Salve Jorge!

Marcelo Lima - O Estado de São Paulo

Coluna presta tributo ao designer polonês, radicado no Brasil, Jorge Zalszupin, morto esta semana no Rio

O designer polonês, radicado no Brasil, Jorge Zalszupin, morto na segunda-feira, 17

O designer polonês, radicado no Brasil, Jorge Zalszupin, morto na segunda-feira, 17 Foto: Mariana Chama/Passado Composto séc.XX

O que se convencionou chamar de móvel moderno brasileiro é, de fato, produto de muitas mãos. É mestiço e, até por isso, não poderia nos representar melhor. Incorpora posturas ancestrais, herdadas de nossos índios, as habilidades manuais de matriz africana. Foi produzido por brasileiros, mas sob orientação direta de mestres vindos de terras distantes, como o polonês Jorge Zalszupin.

Representante de uma geração de arquitetos pioneiros que, como Lina Bo Bardi e Gregori Warchavchik, deixaram uma Europa combalida em busca de paisagens mais arejadas para criar, Zalszupin desembarcou no Rio de Janeiro em 1949 – proveniente da Romênia, onde se refugiou durante a guerra –, em pleno carnaval e ao som de Chiquita Bacana. Como fazia questão de lembrar.

Após uma breve temporada na então capital federal, logo porém se transfere para São Paulo, onde se vê diante de uma metrópole em plena efervescência econômica e cultural. Por aqui, em associação com José Gugliota, abre seu escritório de arquitetura e deixa para sempre seu traço no desenho da cidade – na Avenida Paulista, levam sua assinatura os edifícios Sumitomo 2 e o Mercantil. 

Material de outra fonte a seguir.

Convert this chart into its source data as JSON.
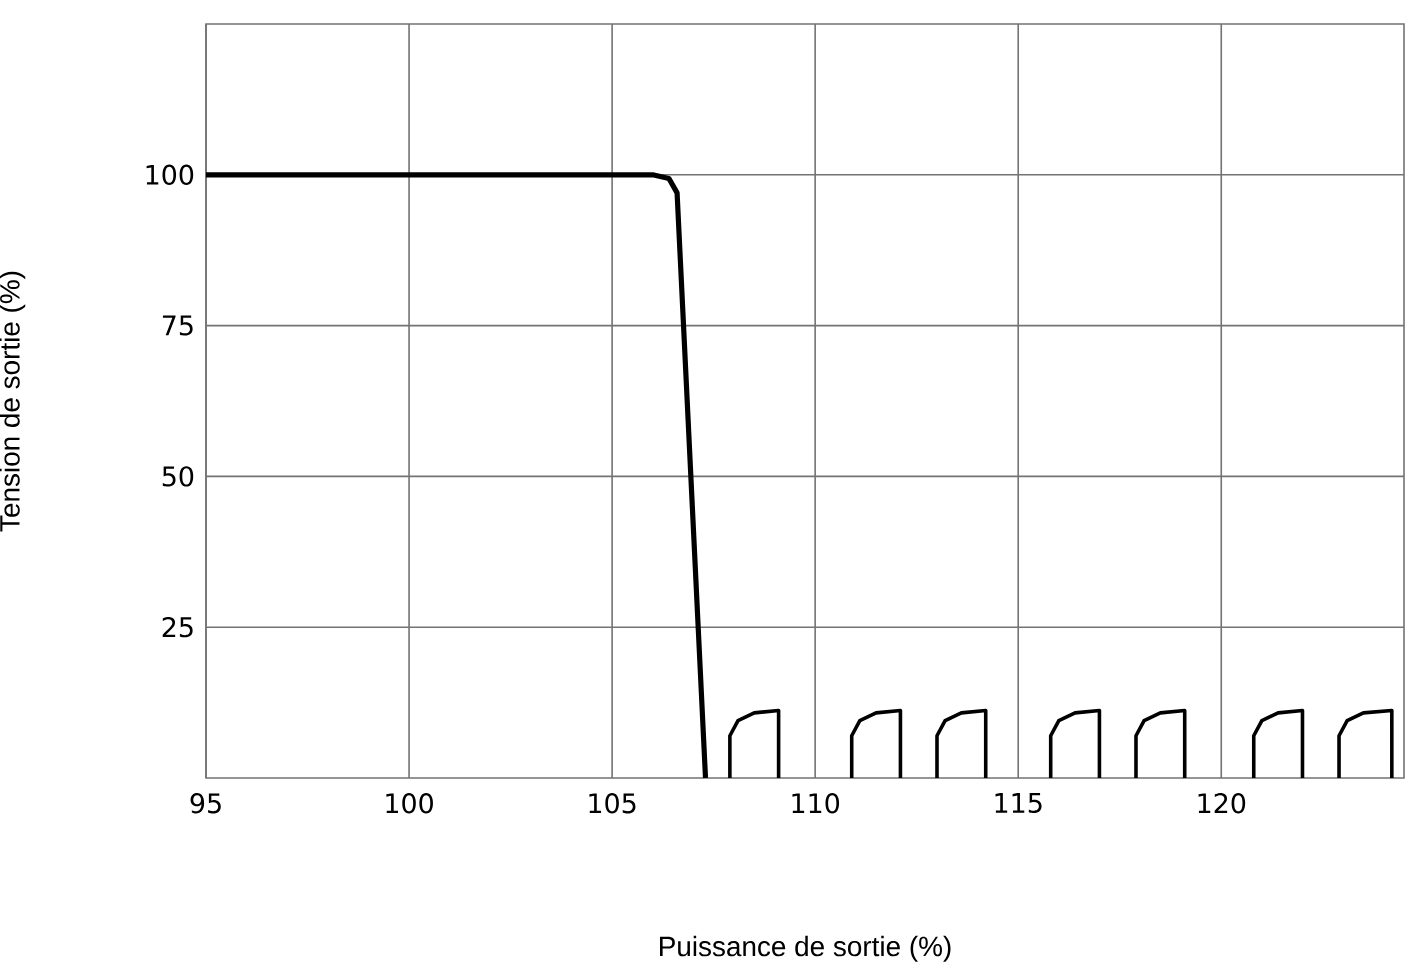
{
  "chart_data": {
    "type": "line",
    "xlabel": "Puissance de sortie (%)",
    "ylabel": "Tension de sortie (%)",
    "xlim": [
      95,
      124.5
    ],
    "ylim": [
      0,
      125
    ],
    "xticks": [
      95,
      100,
      105,
      110,
      115,
      120
    ],
    "yticks": [
      25,
      50,
      75,
      100
    ],
    "grid": true,
    "legend": false,
    "marker": "none",
    "line_style": "solid",
    "series": [
      {
        "color": "#000000",
        "x": [
          95,
          106.0,
          106.4,
          106.6,
          107.3
        ],
        "values": [
          100,
          100,
          99.4,
          97,
          0
        ]
      },
      {
        "color": "#000000",
        "x": [
          107.9,
          107.9,
          108.1,
          108.5,
          109.1,
          109.1
        ],
        "values": [
          0,
          7,
          9.5,
          10.8,
          11.2,
          0
        ]
      },
      {
        "color": "#000000",
        "x": [
          110.9,
          110.9,
          111.1,
          111.5,
          112.1,
          112.1
        ],
        "values": [
          0,
          7,
          9.5,
          10.8,
          11.2,
          0
        ]
      },
      {
        "color": "#000000",
        "x": [
          113.0,
          113.0,
          113.2,
          113.6,
          114.2,
          114.2
        ],
        "values": [
          0,
          7,
          9.5,
          10.8,
          11.2,
          0
        ]
      },
      {
        "color": "#000000",
        "x": [
          115.8,
          115.8,
          116.0,
          116.4,
          117.0,
          117.0
        ],
        "values": [
          0,
          7,
          9.5,
          10.8,
          11.2,
          0
        ]
      },
      {
        "color": "#000000",
        "x": [
          117.9,
          117.9,
          118.1,
          118.5,
          119.1,
          119.1
        ],
        "values": [
          0,
          7,
          9.5,
          10.8,
          11.2,
          0
        ]
      },
      {
        "color": "#000000",
        "x": [
          120.8,
          120.8,
          121.0,
          121.4,
          122.0,
          122.0
        ],
        "values": [
          0,
          7,
          9.5,
          10.8,
          11.2,
          0
        ]
      },
      {
        "color": "#000000",
        "x": [
          122.9,
          122.9,
          123.1,
          123.5,
          124.2,
          124.2
        ],
        "values": [
          0,
          7,
          9.5,
          10.8,
          11.2,
          0
        ]
      }
    ]
  }
}
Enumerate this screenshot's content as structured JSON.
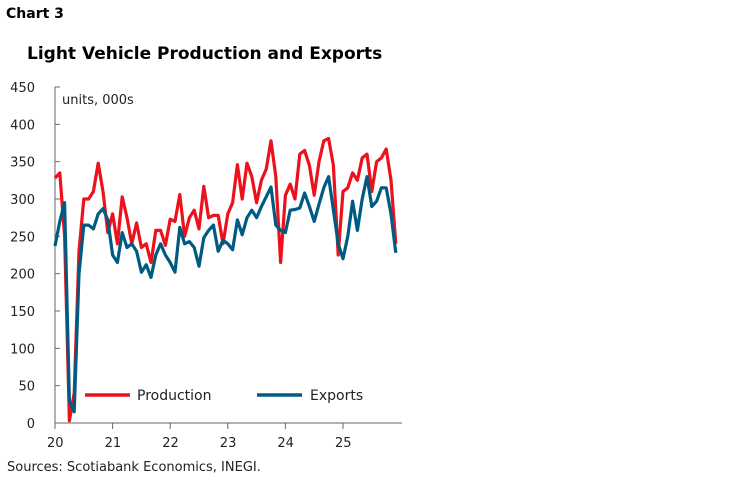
{
  "chart_label": "Chart 3",
  "chart_data": {
    "type": "line",
    "title": "Light Vehicle Production and Exports",
    "ylabel": "units, 000s",
    "xlabel": "",
    "ylim": [
      0,
      450
    ],
    "yticks": [
      0,
      50,
      100,
      150,
      200,
      250,
      300,
      350,
      400,
      450
    ],
    "xticks": [
      "20",
      "21",
      "22",
      "23",
      "24",
      "25"
    ],
    "frequency": "monthly",
    "x_start": "2020-01",
    "legend": "bottom-left",
    "grid": false,
    "series": [
      {
        "name": "Production",
        "color": "#ec111a",
        "values": [
          328,
          335,
          250,
          3,
          40,
          230,
          300,
          300,
          310,
          348,
          310,
          255,
          280,
          240,
          303,
          275,
          240,
          268,
          235,
          240,
          215,
          258,
          258,
          238,
          273,
          270,
          306,
          250,
          275,
          285,
          260,
          317,
          275,
          278,
          278,
          240,
          280,
          295,
          346,
          300,
          348,
          330,
          295,
          325,
          340,
          378,
          330,
          215,
          305,
          320,
          300,
          360,
          365,
          345,
          305,
          350,
          378,
          381,
          345,
          225,
          310,
          315,
          335,
          325,
          355,
          360,
          310,
          350,
          355,
          367,
          325,
          240
        ]
      },
      {
        "name": "Exports",
        "color": "#005b82",
        "values": [
          237,
          270,
          295,
          30,
          15,
          200,
          265,
          265,
          260,
          280,
          287,
          272,
          225,
          215,
          255,
          235,
          240,
          230,
          202,
          212,
          195,
          225,
          240,
          225,
          215,
          202,
          262,
          240,
          243,
          235,
          210,
          248,
          258,
          265,
          230,
          245,
          240,
          232,
          272,
          252,
          275,
          285,
          275,
          290,
          303,
          316,
          265,
          258,
          255,
          285,
          286,
          288,
          308,
          290,
          270,
          293,
          315,
          330,
          285,
          240,
          220,
          250,
          297,
          258,
          300,
          330,
          290,
          297,
          315,
          315,
          280,
          228
        ]
      }
    ]
  },
  "source": "Sources: Scotiabank Economics, INEGI."
}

Mas foi atuando no segmento residencial que Zalszupin veio a tomar contato com o ofício que o notabilizou por toda a vida. Como ocorria há tantos de seus colegas, a casa moderna tinha se tornado leve demais para conter os pesados móveis, de herança colonial, até então existentes. Sendo assim, para mobiliar os espaços nascentes, não havia outra opção a não ser arregaçar as mangas e redesenhar o futuro.

E foi assim, após cansar-se de projetar móveis exclusivos para as residências de seus clientes, que ele decide se associar a um grupo de marceneiros e funda a icônica fábrica de móveis L’Atelier. Responsável por uma produção revolucionária, hoje alvo da cobiça de colecionadores pelo requinte de sua execução e matérias-primas, como o jacarandá, e linhas esculturais que remetem à arquitetura.

Em décadas de atuação, transitando com a mesma desenvoltura por outros materiais, como o plástico e o metal, Zalszupin fez da leveza sua marca, até que, durante os anos 1980, a crise financeira afetou seus negócios relacionados ao design e, a partir de então, ele decide se dedicar exclusivamente à arquitetura.

Radicado há décadas no Rio e declaradamente apaixonado pela cidade – a ponto de se autoproclamar um ‘carioca desvirtuado’ –, Jorge Zalszupin se despediu do País que o acolheu: ele morreu no início desta semana, aos 98 anos, após dizer que nunca lhe seria suficientemente grato. “Por aqui conheci uma vida em que o prazer fazia parte”, declarou certa vez. E que bom que foi assim. Sua presença entre nós só deixou o Brasil – e o mundo – ainda mais belo.